La sexta noche de soledad, incapaz de dormir, trató de adormecerse hojeando el libro titulado Orden que había sobre el escritorio. Era una lectura extraña, en la que cada página hacía referencia a otras y estaba repleta de terribles premoniciones sobre cosas que podían suceder y remedios para impedirlas o para mitigar los inevitables desastres. Jimmy buscó algo sobre lo que se debía hacer cuando uno estaba total e irremediablemente solo. El índice no decía nada al respecto. Y entonces se acordó de lo que contenían los centenares de cajas de metal de la estantería, junto a la mesa. Puede que en aquellos libros encontrase algo que pudiese ayudarlo.

Revisó la etiqueta que tenía cada caja en la parte inferior y cogió la que contenía el volumen «se-so» de «soledad». El contenedor emitió un leve suspiro cuando lo abrió, como una lata de sopa que succiona el aire al perforarla. Sacó el volumen y lo abrió para buscar la palabra.

Se encontró frente a la imagen de una enorme máquina con un rodillo dentado delante, parecido a uno de los aperos que utilizaban los granjeros en sus campos. La máquina, imponente, aterradora con aquella enorme rueda delante, se encontraba junto a un hombrecillo diminuto, tan pequeño que resultaba imposible de creer que fuese cierto. Jimmy creía que el hombre iba a moverse, pero al tocar la hoja descubrió que era una fotografía, como la de la tarjeta de identificación de su padre, pero tan brillante y de tan vívidos colores que parecía real.
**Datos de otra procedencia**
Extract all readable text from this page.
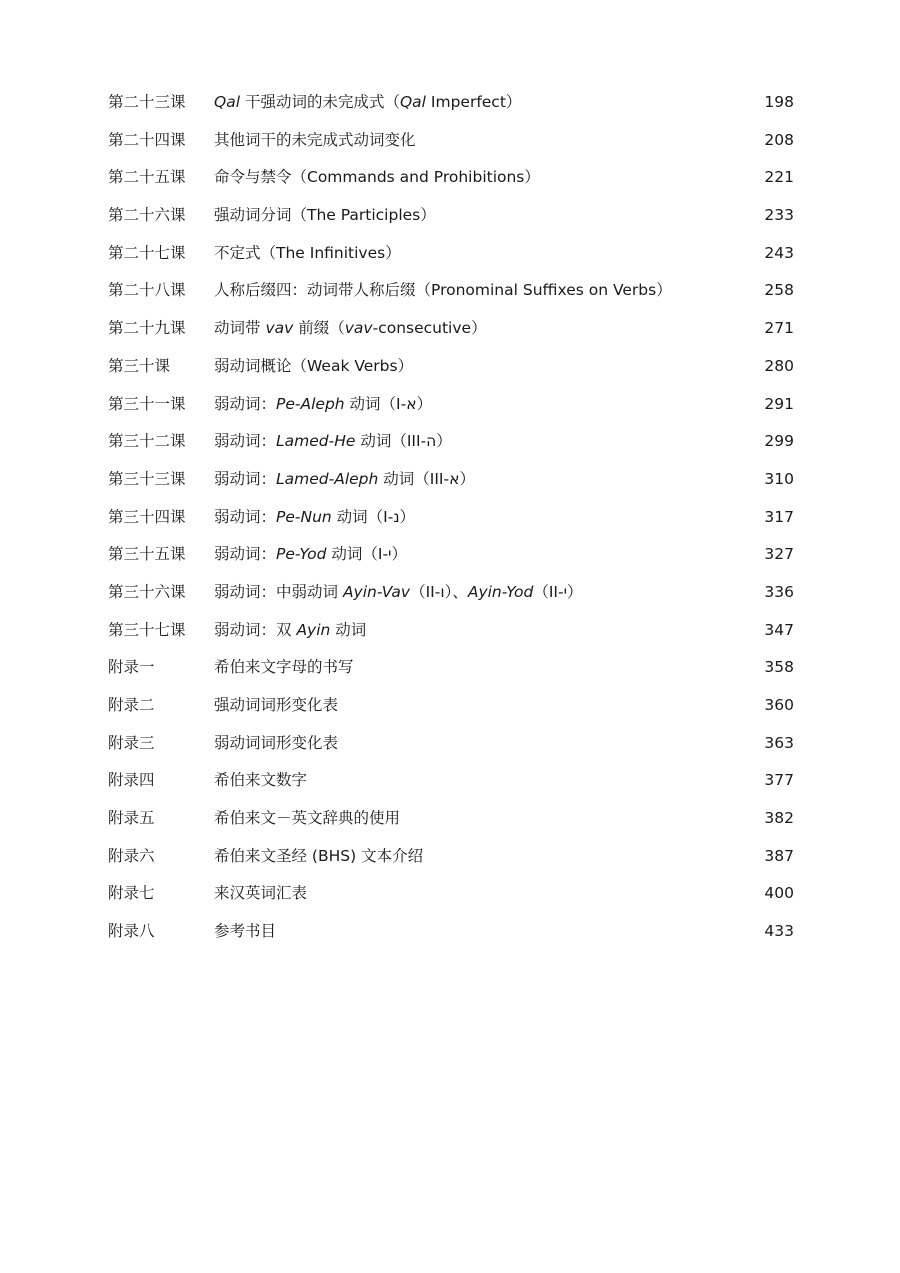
第二十三课 Qal 干强动词的未完成式（Qal Imperfect）	198
第二十四课 其他词干的未完成式动词变化	208
第二十五课 命令与禁令（Commands and Prohibitions）	221
第二十六课 强动词分词（The Participles）	233
第二十七课 不定式（The Infinitives）	243
第二十八课 人称后缀四：动词带人称后缀（Pronominal Suffixes on Verbs）	258
第二十九课 动词带 vav 前缀（vav-consecutive）	271
第三十课	弱动词概论（Weak Verbs）	280
第三十一课 弱动词：Pe-Aleph 动词（I-א）	291
第三十二课 弱动词：Lamed-He 动词（III-ה）	299
第三十三课 弱动词：Lamed-Aleph 动词（III-א）	310
第三十四课 弱动词：Pe-Nun 动词（I-נ）	317
第三十五课 弱动词：Pe-Yod 动词（I-י）	327
第三十六课 弱动词：中弱动词 Ayin-Vav（II-ו）、Ayin-Yod（II-י）	336
第三十七课 弱动词：双 Ayin 动词	347
附录一	希伯来文字母的书写	358
附录二	强动词词形变化表	360
附录三	弱动词词形变化表	363
附录四	希伯来文数字	377
附录五	希伯来文－英文辞典的使用	382
附录六	希伯来文圣经 (BHS) 文本介绍	387
附录七	来汉英词汇表	400
附录八	参考书目	433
«Segadora», leyó. Conocía la palabra, pero no tenía sentido. Las segadoras que él había visto no eran así. Estudió la fotografía y se preguntó qué absurdas razones habrían llevado a alguien a confeccionar una imagen como aquélla. Volvió con cuidado la página, lleno de curiosidad por aquella extraña máquina…
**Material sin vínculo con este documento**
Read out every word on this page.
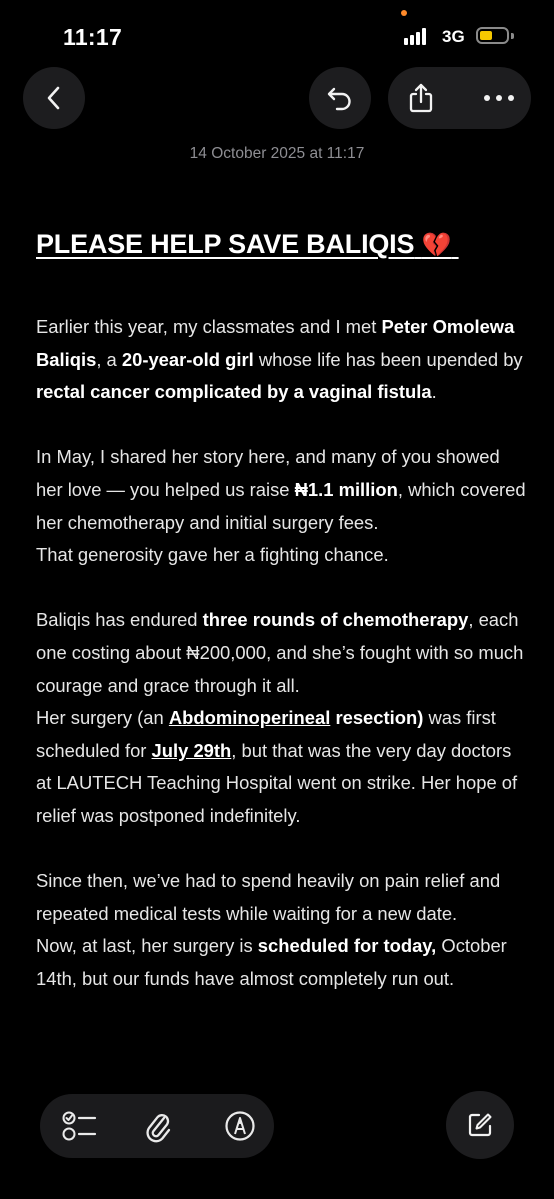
11:17	3G
14 October 2025 at 11:17
PLEASE HELP SAVE BALIQIS 💔

Earlier this year, my classmates and I met Peter Omolewa Baliqis, a 20-year-old girl whose life has been upended by rectal cancer complicated by a vaginal fistula.

In May, I shared her story here, and many of you showed her love — you helped us raise ₦1.1 million, which covered her chemotherapy and initial surgery fees.
That generosity gave her a fighting chance.

Baliqis has endured three rounds of chemotherapy, each one costing about ₦200,000, and she’s fought with so much courage and grace through it all.
Her surgery (an Abdominoperineal resection) was first scheduled for July 29th, but that was the very day doctors at LAUTECH Teaching Hospital went on strike. Her hope of relief was postponed indefinitely.

Since then, we’ve had to spend heavily on pain relief and repeated medical tests while waiting for a new date.
Now, at last, her surgery is scheduled for today, October 14th, but our funds have almost completely run out.
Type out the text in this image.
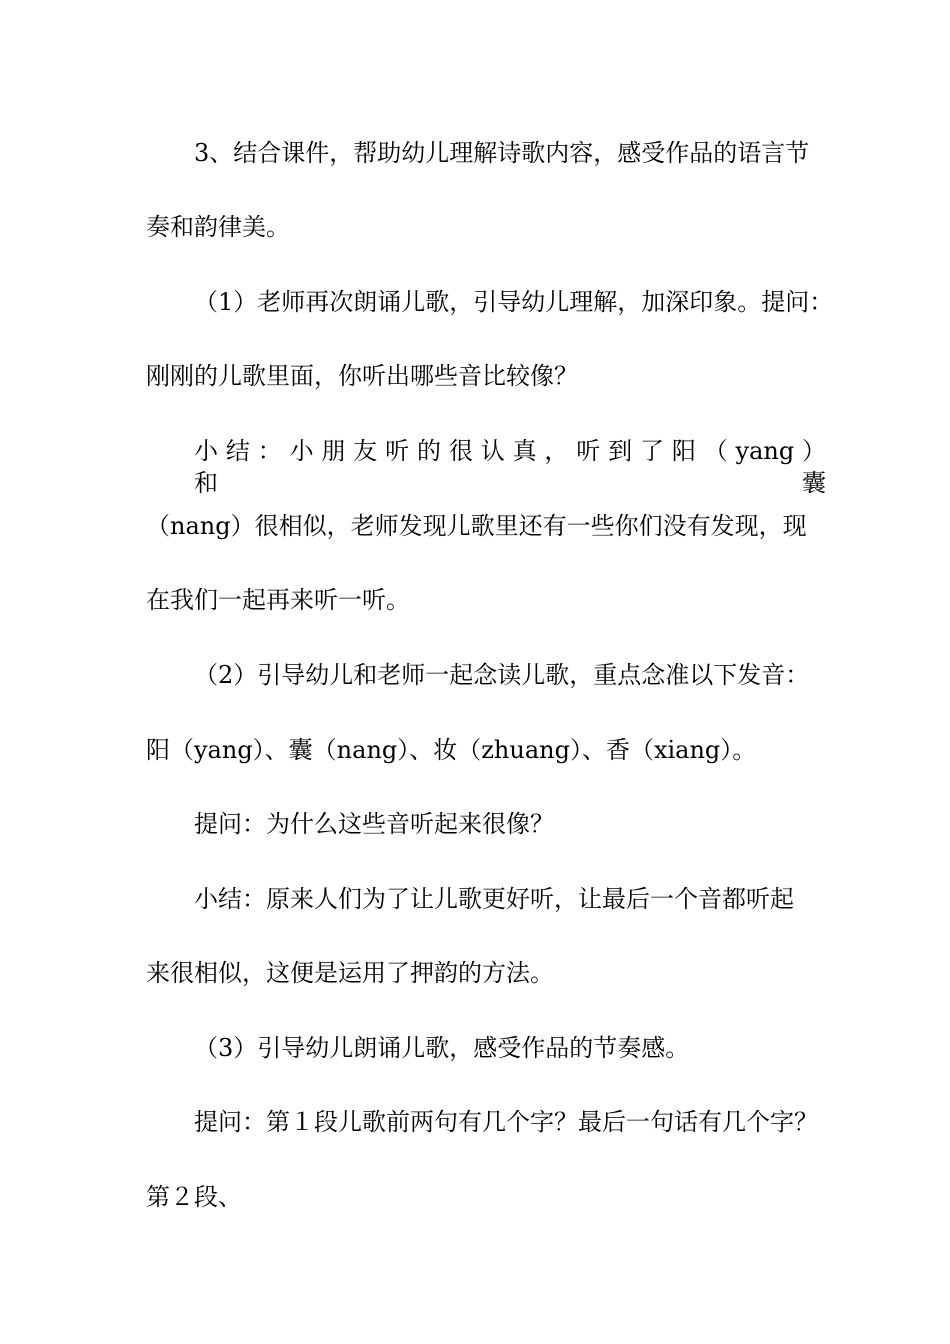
3、结合课件，帮助幼儿理解诗歌内容，感受作品的语言节
奏和韵律美。
（1）老师再次朗诵儿歌，引导幼儿理解，加深印象。提问：
刚刚的儿歌里面，你听出哪些音比较像？
小 结 ： 小 朋 友 听 的 很 认 真 ， 听 到 了 阳 （ yang ） 和 囊
（nang）很相似，老师发现儿歌里还有一些你们没有发现，现
在我们一起再来听一听。
（2）引导幼儿和老师一起念读儿歌，重点念准以下发音：
阳（yang）、囊（nang）、妆（zhuang）、香（xiang）。
提问：为什么这些音听起来很像？
小结：原来人们为了让儿歌更好听，让最后一个音都听起
来很相似，这便是运用了押韵的方法。
（3）引导幼儿朗诵儿歌，感受作品的节奏感。
提问：第１段儿歌前两句有几个字？最后一句话有几个字？
第２段、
Soltó un grito y dejó caer el libro. Retrocedió de un salto mientras se daba palmadas por todo el cuerpo con las dos manos, temiendo que el bicho se le metiese bajo la camisa o lo mordiese. Se subió al colchón mientras esperaba a que se le calmase el corazón. Miró el volumen, que había caído abierto al suelo, creyendo que iba a salir un enjambre de su interior como los de los parásitos de las granjas, pero no se movió nada.

Se aproximó al libro y pasó la página con el pie. El maldito bicho no era más que otra fotografía, que encima se había doblado y arrugado al caer. Mientras la alisaba y tocaba la fotografía del insecto se preguntó qué clase de libro era aquél. No se parecía en nada a los libros infantiles con los que se había criado, ni el papel de sus hojas al de pasta como el que utilizaban en la escuela.

Al cerrarlo vio que era distinto al libro que había sobre la mesa, el que tenía la palabra «Orden» grabada en la portada. En éste decía «Legado». Lo hojeó pasando varias páginas cada vez y vio que todas ellas contenían imágenes brillantes, párrafos de texto y descripciones, una vasta ficción poblada de cosas imposibles contenida en un solo libro.

Ni siquiera eso, se dijo. Levantó la mirada hacia los enormes estantes con sus cajas de metal etiquetadas y ordenadas alfabéticamente. Volvió a buscar la segadora, una máquina mecánica que hacía parecer enano a un hombre adulto, cuando la encontró, regresó a su camastro de sábanas desordenadas. La semana de soledad se aproximaba a su final, pero ahora no parecía muy probable que Jimmy pudiera conciliar el sueño. Al menos durante mucho tiempo.